When $\operatorname{Cov}(Y)$ is nonsingular this has a unique solution

$$A = \operatorname{Cov}(X,Y)\operatorname{Cov}(Y)^{-1}.$$

Take covariances of the $n$-vectors in the rewritten equation to find

$$\operatorname{Cov}(X) - A\operatorname{Cov}(X,Y) - \operatorname{Cov}(Y,X)A^\prime + A\operatorname{Cov}(Y)A^\prime = BB^\prime.$$

This exhibits $B$ as a(ny) matrix square root of the (symmetric, positive semidefinite) matrix on the left hand side.

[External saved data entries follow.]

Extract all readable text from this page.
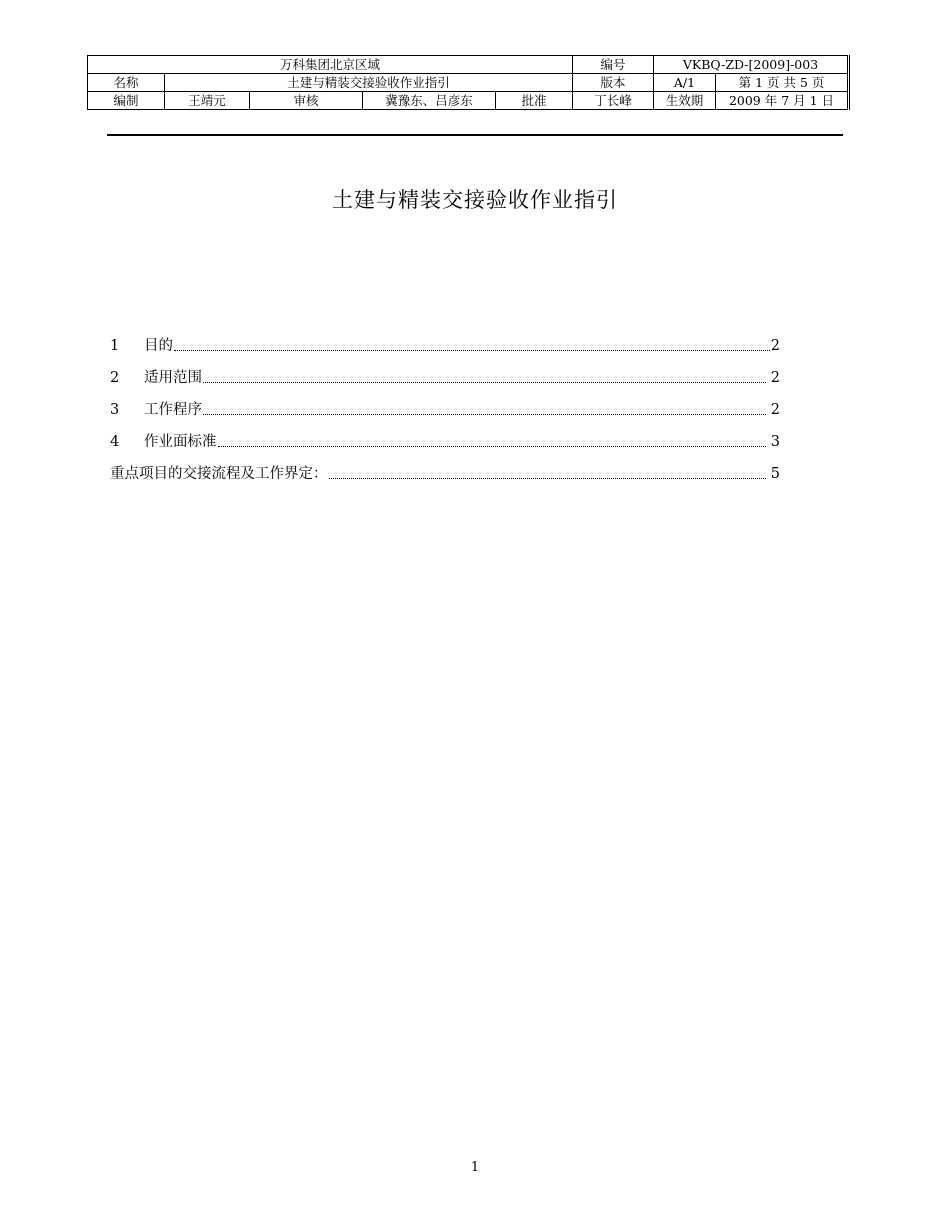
万科集团北京区域					编号	VKBQ-ZD-[2009]-003	
名称	土建与精装交接验收作业指引				版本	A/1	第 1 页 共 5 页
编制	王靖元	审核	冀豫东、吕彦东	批准	丁长峰	生效期	2009 年 7 月 1 日
土建与精装交接验收作业指引
1	目的	2
2	适用范围	2
3	工作程序	2
4	作业面标准	3
重点项目的交接流程及工作界定：	5
1
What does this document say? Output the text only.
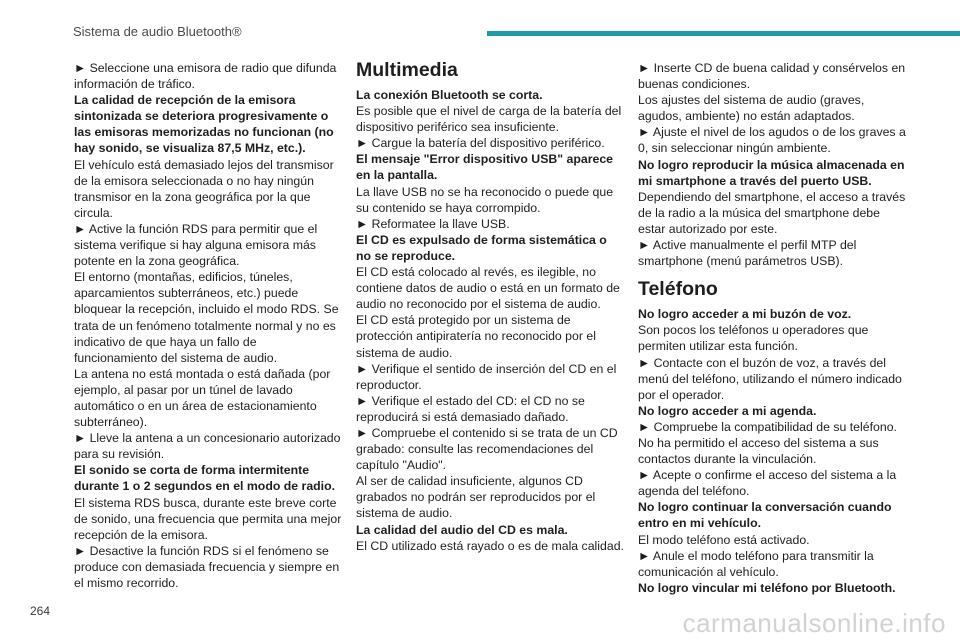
Sistema de audio Bluetooth®

► Seleccione una emisora de radio que difunda información de tráfico.

La calidad de recepción de la emisora sintonizada se deteriora progresivamente o las emisoras memorizadas no funcionan (no hay sonido, se visualiza 87,5 MHz, etc.).

El vehículo está demasiado lejos del transmisor de la emisora seleccionada o no hay ningún transmisor en la zona geográfica por la que circula.

► Active la función RDS para permitir que el sistema verifique si hay alguna emisora más potente en la zona geográfica.

El entorno (montañas, edificios, túneles, aparcamientos subterráneos, etc.) puede bloquear la recepción, incluido el modo RDS. Se trata de un fenómeno totalmente normal y no es indicativo de que haya un fallo de funcionamiento del sistema de audio.

La antena no está montada o está dañada (por ejemplo, al pasar por un túnel de lavado automático o en un área de estacionamiento subterráneo).

► Lleve la antena a un concesionario autorizado para su revisión.

El sonido se corta de forma intermitente durante 1 o 2 segundos en el modo de radio.

El sistema RDS busca, durante este breve corte de sonido, una frecuencia que permita una mejor recepción de la emisora.

► Desactive la función RDS si el fenómeno se produce con demasiada frecuencia y siempre en el mismo recorrido.

Multimedia

La conexión Bluetooth se corta.

Es posible que el nivel de carga de la batería del dispositivo periférico sea insuficiente.

► Cargue la batería del dispositivo periférico.

El mensaje "Error dispositivo USB" aparece en la pantalla.

La llave USB no se ha reconocido o puede que su contenido se haya corrompido.

► Reformatee la llave USB.

El CD es expulsado de forma sistemática o no se reproduce.

El CD está colocado al revés, es ilegible, no contiene datos de audio o está en un formato de audio no reconocido por el sistema de audio.

El CD está protegido por un sistema de protección antipiratería no reconocido por el sistema de audio.

► Verifique el sentido de inserción del CD en el reproductor.

► Verifique el estado del CD: el CD no se reproducirá si está demasiado dañado.

► Compruebe el contenido si se trata de un CD grabado: consulte las recomendaciones del capítulo "Audio".

Al ser de calidad insuficiente, algunos CD grabados no podrán ser reproducidos por el sistema de audio.

La calidad del audio del CD es mala.

El CD utilizado está rayado o es de mala calidad.

► Inserte CD de buena calidad y consérvelos en buenas condiciones.

Los ajustes del sistema de audio (graves, agudos, ambiente) no están adaptados.

► Ajuste el nivel de los agudos o de los graves a 0, sin seleccionar ningún ambiente.

No logro reproducir la música almacenada en mi smartphone a través del puerto USB.

Dependiendo del smartphone, el acceso a través de la radio a la música del smartphone debe estar autorizado por este.

► Active manualmente el perfil MTP del smartphone (menú parámetros USB).

Teléfono

No logro acceder a mi buzón de voz.

Son pocos los teléfonos u operadores que permiten utilizar esta función.

► Contacte con el buzón de voz, a través del menú del teléfono, utilizando el número indicado por el operador.

No logro acceder a mi agenda.

► Compruebe la compatibilidad de su teléfono.

No ha permitido el acceso del sistema a sus contactos durante la vinculación.

► Acepte o confirme el acceso del sistema a la agenda del teléfono.

No logro continuar la conversación cuando entro en mi vehículo.

El modo teléfono está activado.

► Anule el modo teléfono para transmitir la comunicación al vehículo.

No logro vincular mi teléfono por Bluetooth.

264	carmanualsonline.info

This solution assumed nothing about the actual distribution of $(X,Y,Z);$ but when it is multivariate Normal, the vanishing covariance of $Z$ with $Y$ assures $Z$ and $Y$ are also independent and because $AY+BZ$ is $n$-variate Normal and has the same second moments as $X,$ it gives the intended distribution.

When the covariance of $Y$ is singular, there might still be a solution. In such circumstances you will have to examine $(*)$ more closely, for instance by row-reducing the $m\times(n+m)$ augmented matrix $[\operatorname{Cov}(Y) \mid \operatorname{Cov}(Y,X)].$

whuber
  • 322,774